We’re dealing with IDIOTS occupying the positions of “futurists”.
(And all of the above is my first hand experience dealing with them very early on in the COVID epidemic.)
Oh, one other thing that reveals the sheer idiocy of all these “prediction authorities” as it pertains to “AI”, needs to be taken in context of Minsky’s final advice – not just to the field of AI but to the practice of science – specifically regarding predictions :
It seems to me that the most important discovery since Gödel was the discovery by Chaitin, Solomonoff and Kolmogorov of the concept called Algorithmic Probability which is a fundamental new theory of how to make predictions given a collection of experiences and this is a beautiful theory, everybody should learn it, but it’s got one problem, that is, that you cannot actually calculate what this theory predicts because it is too hard, it requires an infinite amount of work. However, it should be possible to make practical approximations to the Chaitin, Kolmogorov, Solomonoff theory that would make better predictions than anything we have today. Everybody should learn all about that and spend the rest of their lives working on it.
Marvin Minsky
Panel discussion on The Limits of Understanding
World Science Festival
NYC, Dec 14, 2014
So why is it that no one pays attention to this in the machine learning world or in the prediction world: Accepting lossless compression as the most principled model selection criterion? One might steelman argue that, for example, the Large Text Compression Benchmark can’t practically be applied to the 540GB text corpora used to train GPT3.5/ChatGPT because that is simply too much data to treat losslessly! And we might even accept that despite the fact that the Large Text Compression Benchmark’s 1GB is less than a factor of 1000 smaller; and OpenAI’s market value is $20B the LTCB has not enjoyed anything remotely comparable to $20B/1000 = $20M investment – that it would be simply outlandish to claim that putting $20M into losslessly compressing the 540GB corpus would produce a result comparable to GPT3.5.

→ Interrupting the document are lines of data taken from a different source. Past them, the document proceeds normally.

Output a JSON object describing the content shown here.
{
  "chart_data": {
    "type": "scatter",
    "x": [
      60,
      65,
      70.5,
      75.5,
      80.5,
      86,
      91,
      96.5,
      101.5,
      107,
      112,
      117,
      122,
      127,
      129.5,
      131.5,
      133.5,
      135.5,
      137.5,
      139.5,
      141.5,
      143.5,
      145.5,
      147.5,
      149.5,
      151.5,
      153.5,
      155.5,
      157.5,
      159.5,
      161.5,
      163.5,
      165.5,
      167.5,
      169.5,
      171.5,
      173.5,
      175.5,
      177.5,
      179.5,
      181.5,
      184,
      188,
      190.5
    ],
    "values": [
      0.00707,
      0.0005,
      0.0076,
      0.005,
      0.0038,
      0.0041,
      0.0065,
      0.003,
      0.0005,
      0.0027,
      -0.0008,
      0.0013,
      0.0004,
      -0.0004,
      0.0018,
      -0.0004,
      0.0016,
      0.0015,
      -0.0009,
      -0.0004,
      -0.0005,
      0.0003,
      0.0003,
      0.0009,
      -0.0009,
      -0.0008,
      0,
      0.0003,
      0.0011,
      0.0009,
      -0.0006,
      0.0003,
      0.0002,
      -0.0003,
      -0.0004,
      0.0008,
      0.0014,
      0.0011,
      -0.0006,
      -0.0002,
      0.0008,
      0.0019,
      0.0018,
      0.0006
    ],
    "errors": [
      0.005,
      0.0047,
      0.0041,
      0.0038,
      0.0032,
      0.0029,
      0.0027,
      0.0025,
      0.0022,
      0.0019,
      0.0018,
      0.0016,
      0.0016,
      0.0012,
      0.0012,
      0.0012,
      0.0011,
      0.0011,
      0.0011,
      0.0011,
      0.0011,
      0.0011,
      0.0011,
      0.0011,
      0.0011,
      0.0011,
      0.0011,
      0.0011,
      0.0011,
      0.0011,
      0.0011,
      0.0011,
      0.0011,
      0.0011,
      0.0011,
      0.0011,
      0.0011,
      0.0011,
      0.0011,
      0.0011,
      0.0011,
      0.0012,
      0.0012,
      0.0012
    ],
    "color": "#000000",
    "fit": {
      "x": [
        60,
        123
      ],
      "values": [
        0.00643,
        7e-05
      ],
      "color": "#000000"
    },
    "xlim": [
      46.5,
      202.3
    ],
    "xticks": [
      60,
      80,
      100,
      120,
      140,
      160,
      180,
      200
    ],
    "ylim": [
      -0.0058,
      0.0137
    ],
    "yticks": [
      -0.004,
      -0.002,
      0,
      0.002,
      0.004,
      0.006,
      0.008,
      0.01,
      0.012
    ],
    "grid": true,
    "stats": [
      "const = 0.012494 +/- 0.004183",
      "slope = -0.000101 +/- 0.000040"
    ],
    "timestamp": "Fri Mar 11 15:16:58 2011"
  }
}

OK, so let’s grant all that, despite the fact that it is far from obvious.
So now, where are we?
We’re at the premise that the amount of data required to achieve GPT3.5 performance has to be on the order of at least 540GB.
Right?
But let’s step back for a moment and consider the actual knowledge contained in the 1GB Wikipedia corpus and what that knowledge implies in the way of ability to make predictions:
Every programming language is described in Wikipedia. Every scientific concept is described in Wikipedia. Every mathematical concept is described in Wikipedia. Every historic event is described in Wikipedia. Every technology is described in Wikipedia. Every work of art is described in Wikipedia – with examples. There is even the Wikidata project that provides Wikipedia a substantial amount of digested statistics about the real world.
Are you going to tell me that comprehension of all that 1GB is insufficient to generatively speak the truth as best it can be deduced consistent with all that knowledge – and that this notion of “truth” will not be at least comparable to that generatively spoken by GPT3.5?
Does truth have anything to do with prediction?